“那是海格的小屋!”
城堡高层的窗户一扇接一扇地亮起,黑暗中的巨人睁开了无数只眼睛。远处的钟声开始敲响,费尔奇那嘶哑的叫喊声顺著风传了过来。
格兰芬多塔楼的休息室里,怒火早已因为最近几周与斯莱特林在走廊里的数次恶咒互射而紧绷到了极点。
当那巨大的爆炸声震得胖夫人的画框发出尖叫时,双胞胎弗雷德和乔治第一时间衝到了窗口。

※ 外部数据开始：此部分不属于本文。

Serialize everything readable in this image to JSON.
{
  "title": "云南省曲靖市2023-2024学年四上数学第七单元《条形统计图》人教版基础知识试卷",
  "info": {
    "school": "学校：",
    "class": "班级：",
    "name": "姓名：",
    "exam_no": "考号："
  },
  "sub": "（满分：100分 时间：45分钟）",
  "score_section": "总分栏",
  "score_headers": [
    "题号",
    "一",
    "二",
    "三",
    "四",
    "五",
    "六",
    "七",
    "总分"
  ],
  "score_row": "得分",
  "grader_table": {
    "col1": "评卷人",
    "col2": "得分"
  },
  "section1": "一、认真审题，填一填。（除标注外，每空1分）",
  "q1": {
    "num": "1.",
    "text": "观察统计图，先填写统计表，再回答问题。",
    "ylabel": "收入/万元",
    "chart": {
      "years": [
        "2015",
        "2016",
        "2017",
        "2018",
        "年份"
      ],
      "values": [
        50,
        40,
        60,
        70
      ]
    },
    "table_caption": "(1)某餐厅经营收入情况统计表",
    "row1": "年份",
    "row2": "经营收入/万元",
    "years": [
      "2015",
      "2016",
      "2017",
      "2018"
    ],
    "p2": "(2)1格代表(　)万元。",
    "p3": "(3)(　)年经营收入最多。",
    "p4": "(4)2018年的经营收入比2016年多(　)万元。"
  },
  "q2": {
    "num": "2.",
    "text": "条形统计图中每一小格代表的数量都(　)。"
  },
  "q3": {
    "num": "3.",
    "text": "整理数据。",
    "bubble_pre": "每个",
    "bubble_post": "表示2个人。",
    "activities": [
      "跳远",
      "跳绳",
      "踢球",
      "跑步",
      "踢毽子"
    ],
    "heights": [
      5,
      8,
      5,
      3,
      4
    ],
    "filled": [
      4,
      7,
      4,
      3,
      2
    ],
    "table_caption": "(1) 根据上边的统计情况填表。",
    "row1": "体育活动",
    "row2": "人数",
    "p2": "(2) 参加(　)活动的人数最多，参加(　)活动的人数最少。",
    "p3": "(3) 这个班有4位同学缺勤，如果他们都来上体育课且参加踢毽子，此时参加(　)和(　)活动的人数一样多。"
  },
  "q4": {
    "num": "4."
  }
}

他们原本以为这又是哪个斯莱特林混球搞的偷袭,直到那悽厉的橘红色火光映照在他们脸上。
“梅林的鬍子……那是海格!”弗雷德的声音走了调。
格兰芬多的窗口挤满了一个挨著一个的脑袋。恐惧迅速在这些年轻狮子的血液里发酵,隨即转化成了这几周累积下来的、盲目的狂怒。

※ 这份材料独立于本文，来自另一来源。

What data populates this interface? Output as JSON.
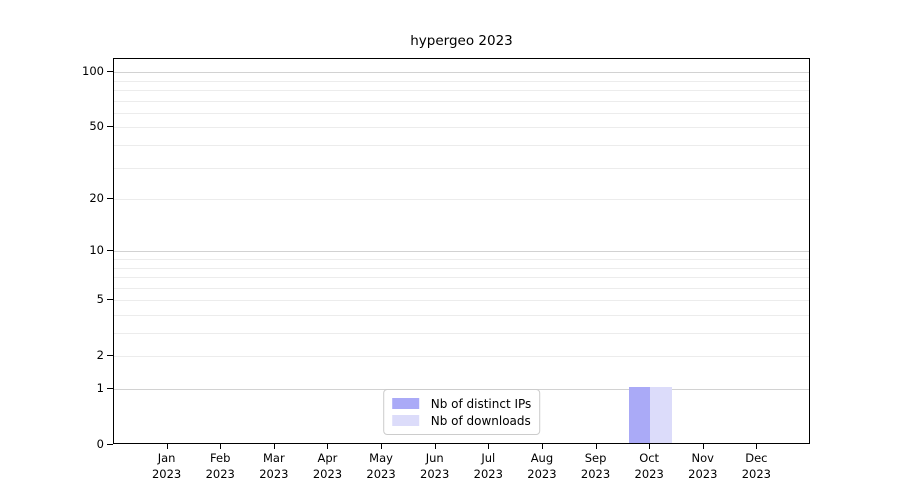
{
  "chart_data": {
    "type": "bar",
    "title": "hypergeo 2023",
    "categories": [
      "Jan",
      "Feb",
      "Mar",
      "Apr",
      "May",
      "Jun",
      "Jul",
      "Aug",
      "Sep",
      "Oct",
      "Nov",
      "Dec"
    ],
    "year": "2023",
    "series": [
      {
        "name": "Nb of distinct IPs",
        "color": "#aaaaf7",
        "values": [
          0,
          0,
          0,
          0,
          0,
          0,
          0,
          0,
          0,
          1,
          0,
          0
        ]
      },
      {
        "name": "Nb of downloads",
        "color": "#dcdcfa",
        "values": [
          0,
          0,
          0,
          0,
          0,
          0,
          0,
          0,
          0,
          1,
          0,
          0
        ]
      }
    ],
    "yscale": "log1p",
    "ylim": [
      0,
      118
    ],
    "yticks": [
      0,
      1,
      2,
      5,
      10,
      20,
      50,
      100
    ],
    "grid": {
      "major": [
        1,
        10,
        100
      ],
      "minor": [
        2,
        3,
        4,
        5,
        6,
        7,
        8,
        9,
        20,
        30,
        40,
        50,
        60,
        70,
        80,
        90
      ]
    },
    "legend_position": "lower center",
    "colors": {
      "major_grid": "#d2d2d2",
      "minor_grid": "#ececec",
      "spine": "#000000",
      "text": "#000000",
      "background": "#ffffff"
    }
  }
}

“是他们干的!一定是那群毒蛇!”李·乔丹抓著窗框,“除了斯莱特林没人这么恨海格!他们想烧死他!”
不需要证据,也不需要逻辑。在这个两院衝突烈度极大的夜晚,格兰芬多们眼中的火光是宣战的狼烟。有的高年级学生甚至已经开始胡乱地往身上套长袍,手里攥著魔杖,满是要把地窖翻个底朝天的衝动。
而在城堡的另一侧,斯莱特林公共休息室的气氛截然不同。
由於位於湖底,他们无法直接看到火光,但当几个消息灵通的高年级学生从级长浴室那边的走廊窗户带回猎场看守的小屋烧成了灰烬的消息时。
潘西·帕金森正坐在沙发上修剪指甲,听到消息后,她甚至没有停下手中的动作,只是刻薄一笑。
“这就叫自然选择,不是吗?”周围爆发出一阵压抑的低笑,“那个没脑子的傻大个终於把自己蠢死了。我就说,让一个连魔杖都没有的半巨人住在校园里,简直是霍格沃茨的耻辱。”
“这下倒是乾净了。”布雷斯·扎比尼漫不经心地翻过一页书,“希望能烧得彻底点,免得那股臭味飘进地窖。”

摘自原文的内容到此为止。